Les notes sont de la Rédaction d’Eglises d’Asie :
(1) Le présent article est paru le 25 mars 2014 sur le site
The New Mandala. Son auteur, Bayu Bardias, est chercheur en sciences politiques et enseigne à l’Université Gadjah Mada de Yogyakarta. Il est doctorant de l’Australian National University, sa thèse portant sur le rôle de la monarchie et de l’aristocratie dans la vie politique contemporaine de l’Indonésie.

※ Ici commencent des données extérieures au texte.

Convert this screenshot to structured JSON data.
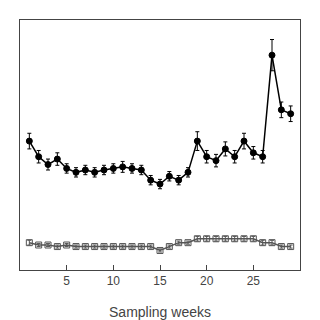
{
  "chart_data": {
    "type": "line",
    "xlabel": "Sampling weeks",
    "x": [
      1,
      2,
      3,
      4,
      5,
      6,
      7,
      8,
      9,
      10,
      11,
      12,
      13,
      14,
      15,
      16,
      17,
      18,
      19,
      20,
      21,
      22,
      23,
      24,
      25,
      26,
      27,
      28,
      29
    ],
    "series": [
      {
        "color": "#000000",
        "marker": "circle",
        "values": [
          16.5,
          14.5,
          13.5,
          14.2,
          13.0,
          12.5,
          12.8,
          12.5,
          12.8,
          13.0,
          13.2,
          13.0,
          12.8,
          11.5,
          11.0,
          12.0,
          11.5,
          12.5,
          16.5,
          14.5,
          14.0,
          15.5,
          14.5,
          16.5,
          15.0,
          14.5,
          27.5,
          20.5,
          20.0
        ],
        "errors": [
          1.0,
          0.8,
          0.7,
          0.8,
          0.6,
          0.6,
          0.6,
          0.6,
          0.6,
          0.6,
          0.7,
          0.6,
          0.6,
          0.6,
          0.6,
          0.6,
          0.6,
          0.6,
          1.2,
          0.8,
          0.8,
          0.9,
          0.8,
          1.0,
          0.8,
          0.8,
          2.0,
          1.0,
          1.0
        ]
      },
      {
        "color": "#555555",
        "marker": "square-open",
        "values": [
          3.5,
          3.2,
          3.2,
          3.0,
          3.2,
          3.0,
          3.0,
          3.0,
          3.0,
          3.0,
          3.0,
          3.0,
          3.0,
          3.0,
          2.5,
          3.0,
          3.5,
          3.5,
          4.0,
          4.0,
          4.0,
          4.0,
          4.0,
          4.0,
          4.0,
          3.5,
          3.5,
          3.0,
          3.0
        ],
        "errors": [
          0.3,
          0.2,
          0.2,
          0.2,
          0.2,
          0.2,
          0.2,
          0.2,
          0.2,
          0.2,
          0.2,
          0.2,
          0.2,
          0.2,
          0.2,
          0.2,
          0.2,
          0.2,
          0.3,
          0.3,
          0.3,
          0.3,
          0.3,
          0.3,
          0.3,
          0.3,
          0.3,
          0.2,
          0.2
        ]
      }
    ],
    "xlim": [
      0,
      30
    ],
    "ylim": [
      0,
      32
    ],
    "xticks": [
      5,
      10,
      15,
      20,
      25
    ],
    "yticks": [],
    "tick_labels": "x",
    "grid": false
  }
}
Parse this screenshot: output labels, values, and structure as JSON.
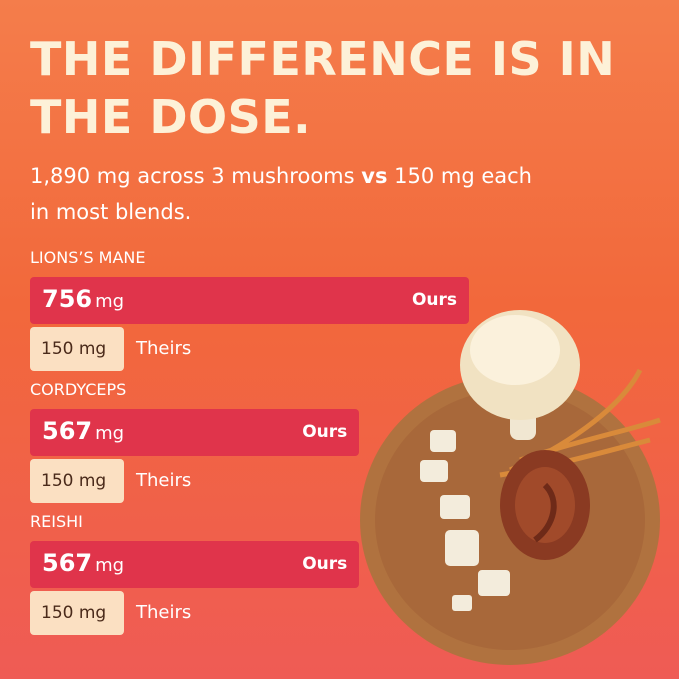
{
  "chart_data": {
    "type": "bar",
    "title": [
      "THE DIFFERENCE IS IN",
      "THE DOSE."
    ],
    "subtitle": [
      "1,890 mg across 3 mushrooms ",
      "vs",
      " 150 mg each",
      "in most blends."
    ],
    "categories": [
      "LIONS’S MANE",
      "CORDYCEPS",
      "REISHI"
    ],
    "unit": "mg",
    "series": [
      {
        "name": "Ours",
        "color": "#e0344b",
        "values": [
          756,
          567,
          567
        ]
      },
      {
        "name": "Theirs",
        "color": "#fbe0c2",
        "values": [
          150,
          150,
          150
        ],
        "value_labels": [
          "150 mg",
          "150 mg",
          "150 mg"
        ]
      }
    ]
  }
}
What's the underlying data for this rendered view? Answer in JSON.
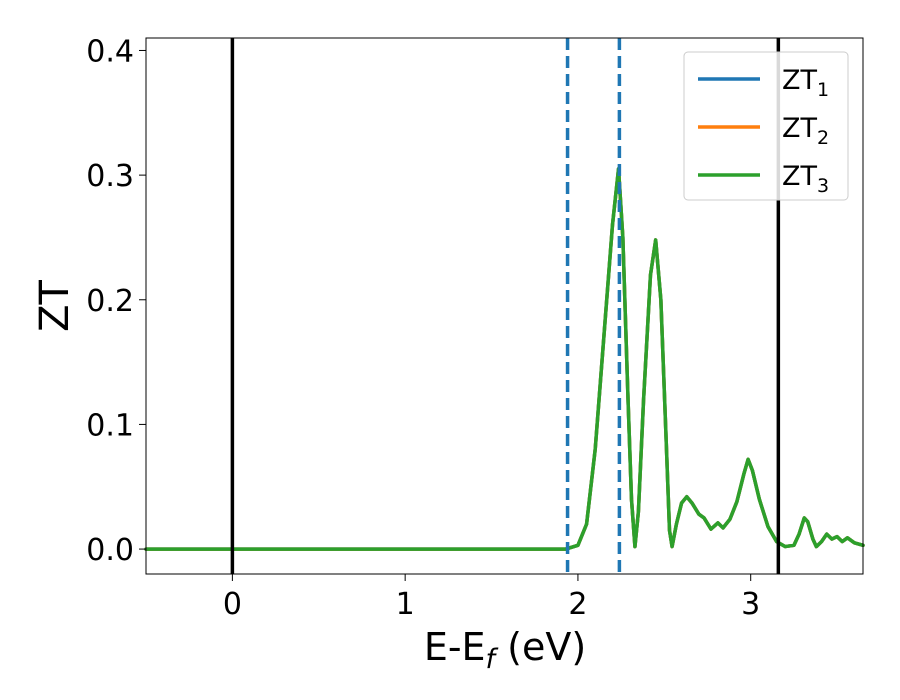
{
  "chart_data": {
    "type": "line",
    "xlabel": {
      "main": "E-E",
      "sub": "f",
      "suffix": " (eV)"
    },
    "ylabel": "ZT",
    "xlim": [
      -0.5,
      3.65
    ],
    "ylim": [
      -0.02,
      0.41
    ],
    "x_ticks": [
      0,
      1,
      2,
      3
    ],
    "y_ticks": [
      0.0,
      0.1,
      0.2,
      0.3,
      0.4
    ],
    "grid": false,
    "legend_position": "top-right",
    "series": [
      {
        "name": "ZT",
        "subscript": "1",
        "color": "#1f77b4",
        "points": [
          [
            -0.5,
            0
          ],
          [
            1.93,
            0
          ],
          [
            2.0,
            0.003
          ],
          [
            2.05,
            0.02
          ],
          [
            2.1,
            0.08
          ],
          [
            2.15,
            0.17
          ],
          [
            2.2,
            0.26
          ],
          [
            2.235,
            0.305
          ],
          [
            2.26,
            0.25
          ],
          [
            2.29,
            0.12
          ],
          [
            2.31,
            0.04
          ],
          [
            2.33,
            0.002
          ],
          [
            2.35,
            0.03
          ],
          [
            2.38,
            0.12
          ],
          [
            2.42,
            0.22
          ],
          [
            2.45,
            0.248
          ],
          [
            2.48,
            0.2
          ],
          [
            2.51,
            0.09
          ],
          [
            2.53,
            0.015
          ],
          [
            2.545,
            0.002
          ],
          [
            2.57,
            0.02
          ],
          [
            2.6,
            0.037
          ],
          [
            2.63,
            0.042
          ],
          [
            2.66,
            0.037
          ],
          [
            2.7,
            0.028
          ],
          [
            2.73,
            0.025
          ],
          [
            2.77,
            0.016
          ],
          [
            2.81,
            0.021
          ],
          [
            2.84,
            0.017
          ],
          [
            2.88,
            0.024
          ],
          [
            2.92,
            0.038
          ],
          [
            2.96,
            0.06
          ],
          [
            2.985,
            0.072
          ],
          [
            3.01,
            0.063
          ],
          [
            3.05,
            0.04
          ],
          [
            3.1,
            0.018
          ],
          [
            3.15,
            0.006
          ],
          [
            3.2,
            0.002
          ],
          [
            3.25,
            0.003
          ],
          [
            3.28,
            0.012
          ],
          [
            3.31,
            0.025
          ],
          [
            3.33,
            0.022
          ],
          [
            3.36,
            0.008
          ],
          [
            3.38,
            0.002
          ],
          [
            3.41,
            0.006
          ],
          [
            3.44,
            0.012
          ],
          [
            3.47,
            0.008
          ],
          [
            3.5,
            0.01
          ],
          [
            3.53,
            0.006
          ],
          [
            3.56,
            0.009
          ],
          [
            3.6,
            0.005
          ],
          [
            3.65,
            0.003
          ]
        ]
      },
      {
        "name": "ZT",
        "subscript": "2",
        "color": "#ff7f0e",
        "points": [
          [
            -0.5,
            0
          ],
          [
            1.93,
            0
          ],
          [
            2.0,
            0.003
          ],
          [
            2.05,
            0.02
          ],
          [
            2.1,
            0.08
          ],
          [
            2.15,
            0.17
          ],
          [
            2.2,
            0.26
          ],
          [
            2.235,
            0.305
          ],
          [
            2.26,
            0.25
          ],
          [
            2.29,
            0.12
          ],
          [
            2.31,
            0.04
          ],
          [
            2.33,
            0.002
          ],
          [
            2.35,
            0.03
          ],
          [
            2.38,
            0.12
          ],
          [
            2.42,
            0.22
          ],
          [
            2.45,
            0.248
          ],
          [
            2.48,
            0.2
          ],
          [
            2.51,
            0.09
          ],
          [
            2.53,
            0.015
          ],
          [
            2.545,
            0.002
          ],
          [
            2.57,
            0.02
          ],
          [
            2.6,
            0.037
          ],
          [
            2.63,
            0.042
          ],
          [
            2.66,
            0.037
          ],
          [
            2.7,
            0.028
          ],
          [
            2.73,
            0.025
          ],
          [
            2.77,
            0.016
          ],
          [
            2.81,
            0.021
          ],
          [
            2.84,
            0.017
          ],
          [
            2.88,
            0.024
          ],
          [
            2.92,
            0.038
          ],
          [
            2.96,
            0.06
          ],
          [
            2.985,
            0.072
          ],
          [
            3.01,
            0.063
          ],
          [
            3.05,
            0.04
          ],
          [
            3.1,
            0.018
          ],
          [
            3.15,
            0.006
          ],
          [
            3.2,
            0.002
          ],
          [
            3.25,
            0.003
          ],
          [
            3.28,
            0.012
          ],
          [
            3.31,
            0.025
          ],
          [
            3.33,
            0.022
          ],
          [
            3.36,
            0.008
          ],
          [
            3.38,
            0.002
          ],
          [
            3.41,
            0.006
          ],
          [
            3.44,
            0.012
          ],
          [
            3.47,
            0.008
          ],
          [
            3.5,
            0.01
          ],
          [
            3.53,
            0.006
          ],
          [
            3.56,
            0.009
          ],
          [
            3.6,
            0.005
          ],
          [
            3.65,
            0.003
          ]
        ]
      },
      {
        "name": "ZT",
        "subscript": "3",
        "color": "#2ca02c",
        "points": [
          [
            -0.5,
            0
          ],
          [
            1.93,
            0
          ],
          [
            2.0,
            0.003
          ],
          [
            2.05,
            0.02
          ],
          [
            2.1,
            0.08
          ],
          [
            2.15,
            0.17
          ],
          [
            2.2,
            0.26
          ],
          [
            2.235,
            0.305
          ],
          [
            2.26,
            0.25
          ],
          [
            2.29,
            0.12
          ],
          [
            2.31,
            0.04
          ],
          [
            2.33,
            0.002
          ],
          [
            2.35,
            0.03
          ],
          [
            2.38,
            0.12
          ],
          [
            2.42,
            0.22
          ],
          [
            2.45,
            0.248
          ],
          [
            2.48,
            0.2
          ],
          [
            2.51,
            0.09
          ],
          [
            2.53,
            0.015
          ],
          [
            2.545,
            0.002
          ],
          [
            2.57,
            0.02
          ],
          [
            2.6,
            0.037
          ],
          [
            2.63,
            0.042
          ],
          [
            2.66,
            0.037
          ],
          [
            2.7,
            0.028
          ],
          [
            2.73,
            0.025
          ],
          [
            2.77,
            0.016
          ],
          [
            2.81,
            0.021
          ],
          [
            2.84,
            0.017
          ],
          [
            2.88,
            0.024
          ],
          [
            2.92,
            0.038
          ],
          [
            2.96,
            0.06
          ],
          [
            2.985,
            0.072
          ],
          [
            3.01,
            0.063
          ],
          [
            3.05,
            0.04
          ],
          [
            3.1,
            0.018
          ],
          [
            3.15,
            0.006
          ],
          [
            3.2,
            0.002
          ],
          [
            3.25,
            0.003
          ],
          [
            3.28,
            0.012
          ],
          [
            3.31,
            0.025
          ],
          [
            3.33,
            0.022
          ],
          [
            3.36,
            0.008
          ],
          [
            3.38,
            0.002
          ],
          [
            3.41,
            0.006
          ],
          [
            3.44,
            0.012
          ],
          [
            3.47,
            0.008
          ],
          [
            3.5,
            0.01
          ],
          [
            3.53,
            0.006
          ],
          [
            3.56,
            0.009
          ],
          [
            3.6,
            0.005
          ],
          [
            3.65,
            0.003
          ]
        ]
      }
    ],
    "vertical_lines": [
      {
        "x": 0.0,
        "style": "solid",
        "color": "#000000"
      },
      {
        "x": 3.16,
        "style": "solid",
        "color": "#000000"
      },
      {
        "x": 1.94,
        "style": "dashed",
        "color": "#1f77b4"
      },
      {
        "x": 2.24,
        "style": "dashed",
        "color": "#1f77b4"
      }
    ]
  }
}
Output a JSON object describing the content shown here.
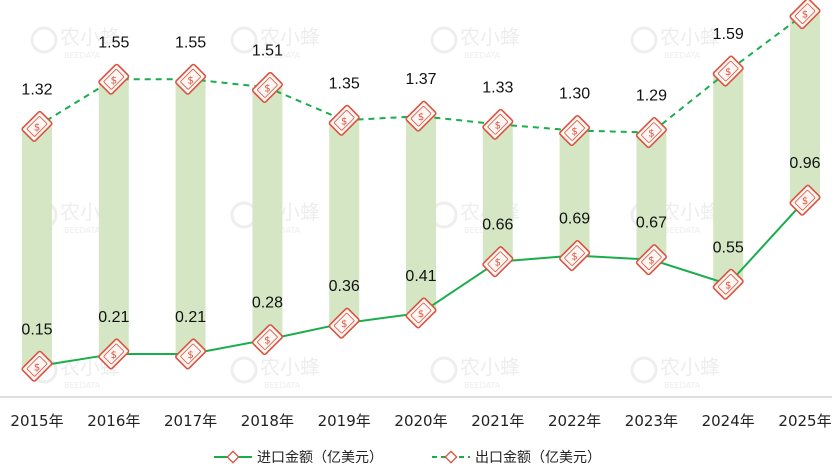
{
  "chart_data": {
    "type": "line",
    "categories": [
      "2015年",
      "2016年",
      "2017年",
      "2018年",
      "2019年",
      "2020年",
      "2021年",
      "2022年",
      "2023年",
      "2024年",
      "2025年"
    ],
    "series": [
      {
        "name": "进口金额（亿美元）",
        "values": [
          0.15,
          0.21,
          0.21,
          0.28,
          0.36,
          0.41,
          0.66,
          0.69,
          0.67,
          0.55,
          0.96
        ],
        "color": "#1aad4b",
        "style": "solid"
      },
      {
        "name": "出口金额（亿美元）",
        "values": [
          1.32,
          1.55,
          1.55,
          1.51,
          1.35,
          1.37,
          1.33,
          1.3,
          1.29,
          1.59,
          1.87
        ],
        "color": "#1aad4b",
        "style": "dashed"
      }
    ],
    "range_bar_color": "#d5e6c4",
    "marker_color": "#d9533f",
    "ylim": [
      0,
      2.0
    ],
    "grid": false,
    "legend_position": "bottom",
    "xlabel": "",
    "ylabel": ""
  },
  "watermark": {
    "text": "农小蜂",
    "subtext": "BEEDATA"
  }
}
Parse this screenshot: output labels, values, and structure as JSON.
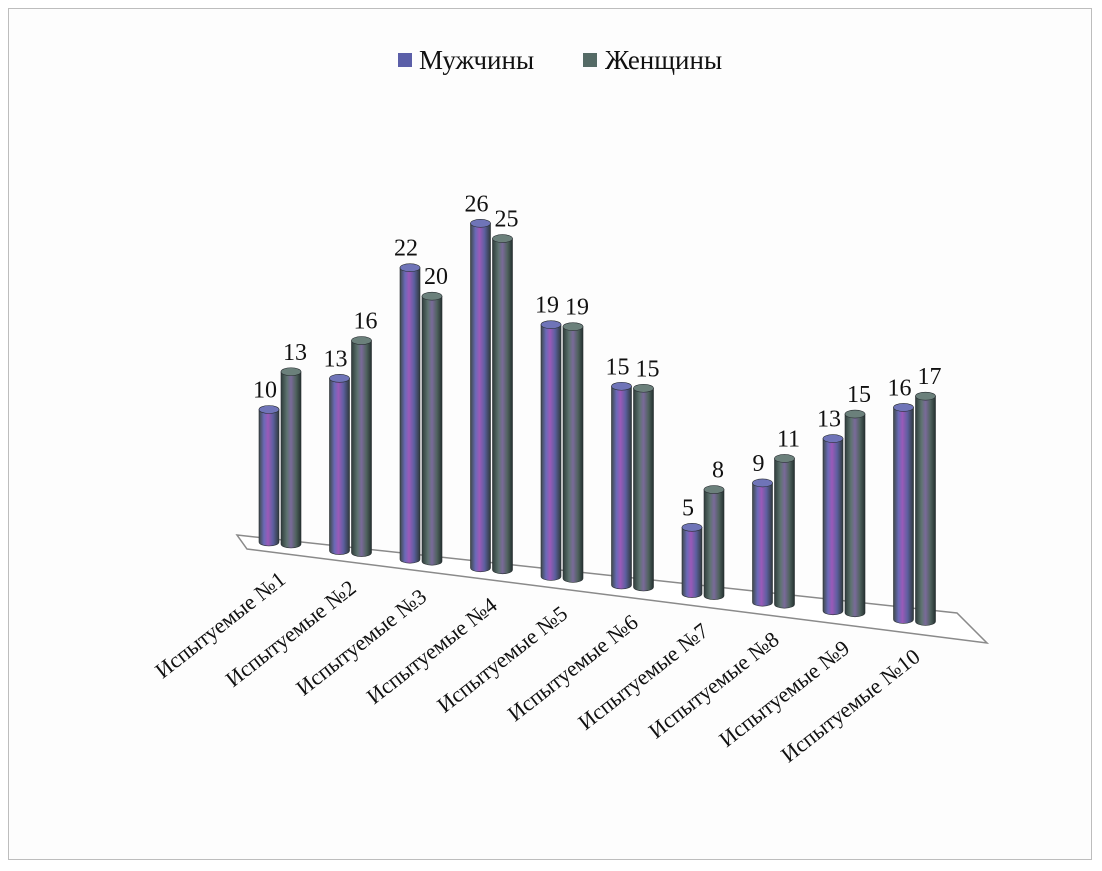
{
  "chart_data": {
    "type": "bar",
    "style": "3d-cylinder",
    "categories": [
      "Испытуемые №1",
      "Испытуемые №2",
      "Испытуемые №3",
      "Испытуемые №4",
      "Испытуемые №5",
      "Испытуемые №6",
      "Испытуемые №7",
      "Испытуемые №8",
      "Испытуемые №9",
      "Испытуемые №10"
    ],
    "series": [
      {
        "name": "Мужчины",
        "values": [
          10,
          13,
          22,
          26,
          19,
          15,
          5,
          9,
          13,
          16
        ],
        "color": "#5b5fa8"
      },
      {
        "name": "Женщины",
        "values": [
          13,
          16,
          20,
          25,
          19,
          15,
          8,
          11,
          15,
          17
        ],
        "color": "#556b66"
      }
    ],
    "legend": {
      "position": "top-center"
    },
    "grid": false,
    "ylim": [
      0,
      26
    ]
  }
}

Une traduction en français de cet article est parue le 30 mars 2014 sur le site d’
Alter Asia, que nous reprenons ici sous une forme légèrement remaniée.
(2) En Indonésie, le rituel de l’immersion, le plus souvent au confluent de deux rivières (
tempuran), est une pratique habituelle aux grandes occasions.
(3) Si l’Indonésie est régulièrement présenté comme « le plus grand pays musulman » du monde – 86 % de ses 250 millions d’habitants étant considérés comme musulmans –, les croyances, animistes, hindoues ou bouddhistes, préexistantes à l’arrivée de l’islam dans l’archipel perdurent, notamment à Java. Les
dukun, personnes dotées de ressources spirituelles leur permettant de mettre en œuvre des pouvoirs extraordinaires, sont nombreux et très populaires. Ces pouvoirs sont appelés ilmu (science) et il existe des ilmu pour à peu près tout : devenir riche ou invulnérable, voir ce qui se passe ailleurs, retrouver un objet perdu, etc. En Malaisie, pays voisin de l’Indonésie par la géographie et la culture, la récente disparition du vol MH 370 de la Malaysia Airlines a été l’occasion de voir des dukun malaisiens pratiquer des rituels à l’aide de noix de coco pour localiser l’avion.